Be aware that corrosive agents stored in metal cabinets can lead to rust on the cabinet hinges and other metal parts.
A secondary containment bin is a catch basin to contain drips and spills of any chemicals stored inside. A secondary container must be large enough to fully contain the liquids from the largest container stored inside the bin.
Secondary containers can help to minimize the damage during an unexpected chemical spill. Use secondary containment to separate incompatible chemicals if they must be stored in the same cabinet.
Label secondary containment bins so lab users can return chemicals to the proper bins. It is suggested that a list of chemicals be attached to the outside of the secondary containment bin to display all of the chemicals that can safely be stored together in that particular bin. Use the lists shown on the Hazardous Chemicals of Concern (see pages 3-6 of the Chemical Use Planning Form) for such labeling.
Be sure to train all lab workers to understand which chemicals can be safely stored together by discussing safe compatibility of chemicals by hazard class.
A flammable liquid is defined as having a flashpoint of less than 100 degrees Fahrenheit or 38 degrees Celsius.

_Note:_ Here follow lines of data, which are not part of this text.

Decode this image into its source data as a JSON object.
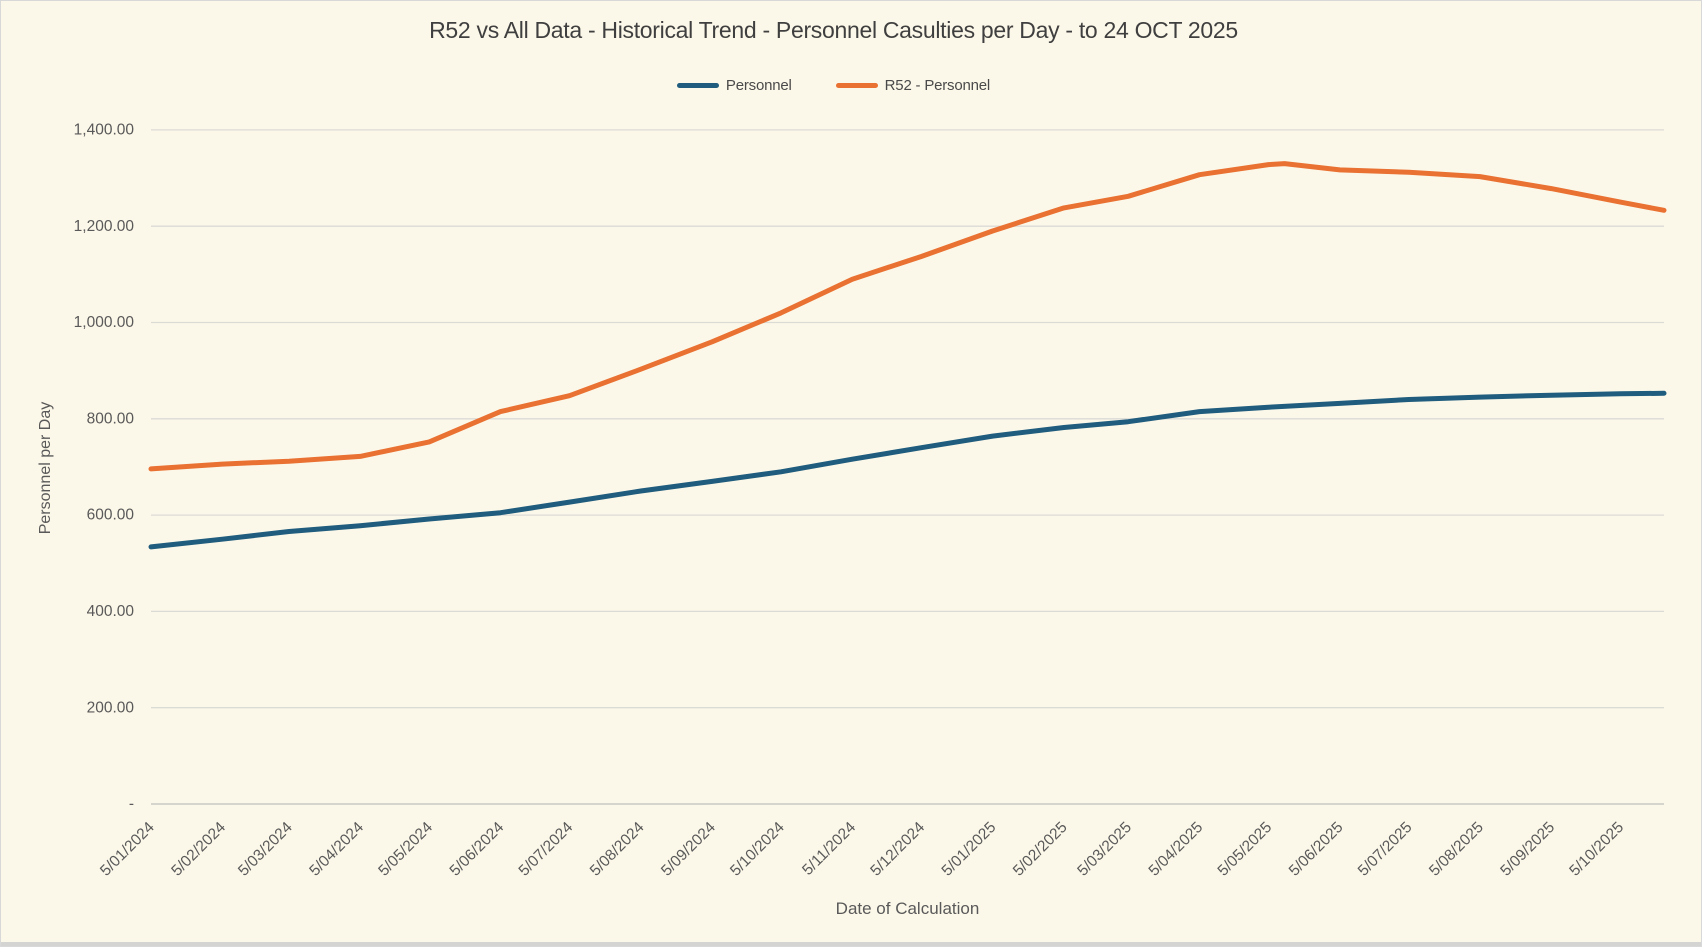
{
  "window": {
    "background_color": "#FCF8E9",
    "border_color": "#D8D8D8",
    "bottom_strip_color": "#D4D4D2"
  },
  "chart": {
    "title": "R52 vs All Data - Historical Trend - Personnel Casulties per Day - to 24 OCT 2025",
    "x_axis_title": "Date of Calculation",
    "y_axis_title": "Personnel per Day",
    "title_color": "#3F3F3F",
    "label_color": "#595959",
    "gridline_color": "#DBDBD6",
    "axis_line_color": "#C8C8C4"
  },
  "legend": {
    "items": [
      {
        "label": "Personnel",
        "color": "#1F5C7D"
      },
      {
        "label": "R52 - Personnel",
        "color": "#E97132"
      }
    ]
  },
  "chart_data": {
    "type": "line",
    "title": "R52 vs All Data - Historical Trend - Personnel Casulties per Day - to 24 OCT 2025",
    "xlabel": "Date of Calculation",
    "ylabel": "Personnel per Day",
    "grid": "horizontal-only",
    "legend_position": "top-center",
    "ylim": [
      0,
      1400
    ],
    "y_ticks": [
      {
        "value": 1400,
        "label": "1,400.00"
      },
      {
        "value": 1200,
        "label": "1,200.00"
      },
      {
        "value": 1000,
        "label": "1,000.00"
      },
      {
        "value": 800,
        "label": "800.00"
      },
      {
        "value": 600,
        "label": "600.00"
      },
      {
        "value": 400,
        "label": "400.00"
      },
      {
        "value": 200,
        "label": "200.00"
      },
      {
        "value": 0,
        "label": "-"
      }
    ],
    "categories": [
      "5/01/2024",
      "5/02/2024",
      "5/03/2024",
      "5/04/2024",
      "5/05/2024",
      "5/06/2024",
      "5/07/2024",
      "5/08/2024",
      "5/09/2024",
      "5/10/2024",
      "5/11/2024",
      "5/12/2024",
      "5/01/2025",
      "5/02/2025",
      "5/03/2025",
      "5/04/2025",
      "5/05/2025",
      "5/06/2025",
      "5/07/2025",
      "5/08/2025",
      "5/09/2025",
      "5/10/2025"
    ],
    "category_day_offsets": [
      0,
      31,
      60,
      91,
      121,
      152,
      182,
      213,
      244,
      274,
      305,
      335,
      366,
      397,
      425,
      456,
      486,
      517,
      547,
      578,
      609,
      639
    ],
    "axis_end_day_offset": 658,
    "axis_end_note": "line continues past last tick to 24 OCT 2025",
    "series": [
      {
        "name": "Personnel",
        "color": "#1F5C7D",
        "values": [
          534,
          550,
          566,
          578,
          592,
          605,
          627,
          650,
          670,
          690,
          716,
          740,
          764,
          782,
          794,
          815,
          824,
          832,
          840,
          845,
          849,
          852
        ],
        "end_value": 853,
        "extra_points": []
      },
      {
        "name": "R52 - Personnel",
        "color": "#E97132",
        "values": [
          696,
          706,
          712,
          722,
          752,
          815,
          848,
          903,
          960,
          1020,
          1090,
          1137,
          1190,
          1238,
          1262,
          1307,
          1328,
          1317,
          1312,
          1303,
          1278,
          1250
        ],
        "end_value": 1233,
        "extra_points": [
          [
            493,
            1330
          ]
        ]
      }
    ]
  }
}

The National Fire Protection Association (NFPA) code limits the amount of flammable liquids that can be stored in each laboratory area. With few exceptions, all campus labs may have no more than 5 G of flammable liquids stored outside of a UL-listed flammable storage cabinet. Storage within a flammable cabinet depends on the specific cabinet but is generally limited to available shelf space. Please contact Safety staff if you have specific questions regarding the storage of flammable liquids in your lab or building.
Recent building codes apply stricter limitations. Jeffords building is designed with fire zones that limit storage of flammable liquids to 5 G per lab regardless of flammable storage cabinets. The Discovery building also has specific storage guidelines to follow.

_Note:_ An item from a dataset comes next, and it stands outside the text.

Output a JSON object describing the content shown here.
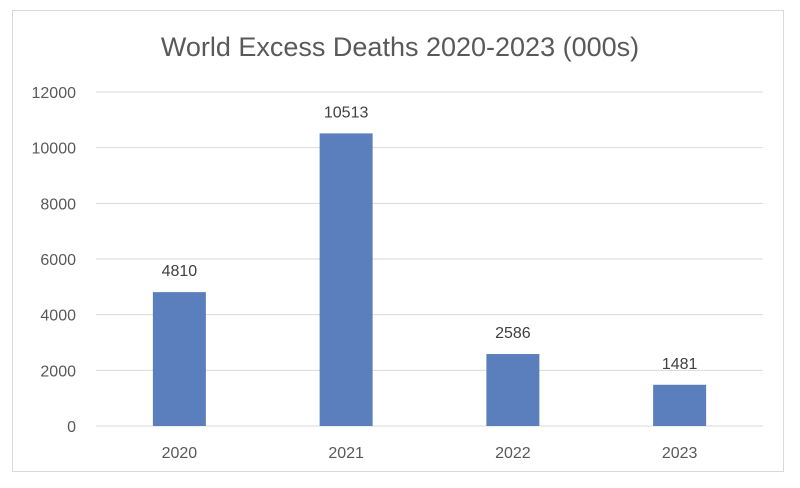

Never store your lunch or drinks in a laboratory appliance that is used for laboratory chemical storage. Cold rooms are NEVER to be used for storing cakes, pizza, food, or spirits.
Safely Refrigerate Flammable Chemicals
Flammable Storage Guidelines:
- Never store flammable materials in a household appliance (Kenmore, GE, Amana, etc.); explosions, injuries, and laboratory fires can result.
- Ultra low freezers (less than -40 degrees Fahrenheit) generally are not approved for flammable materials storage.
- If a flammable-rated refrigerator or freezer is needed, purchase one that is UL listed, intrinsically safe, and specifically labeled for “flammable materials storage.”
- Contact laboratory safety vendors to purchase the appropriate refrigerator or freezer based on the research materials you need to store.
- Explosion proof units are expensive and sometimes unnecessary. Before purchasing a flammable refrigerator, consult with Safety staff about your specific storage needs.
Periodically Review Your Chemical Inventory
Periodic review of your chemicals in storage and routine updates to your lab chemical inventory will help to minimize the quantity of chemicals in storage and eliminate duplicate orders.
In the inventory, include a location for each chemical in storage and train lab workers to check the inventory before re-ordering chemicals.
Be sure to also update your online chemical inventory so that emergency responders know what to expect if they need to respond to an emergency in your lab area(s).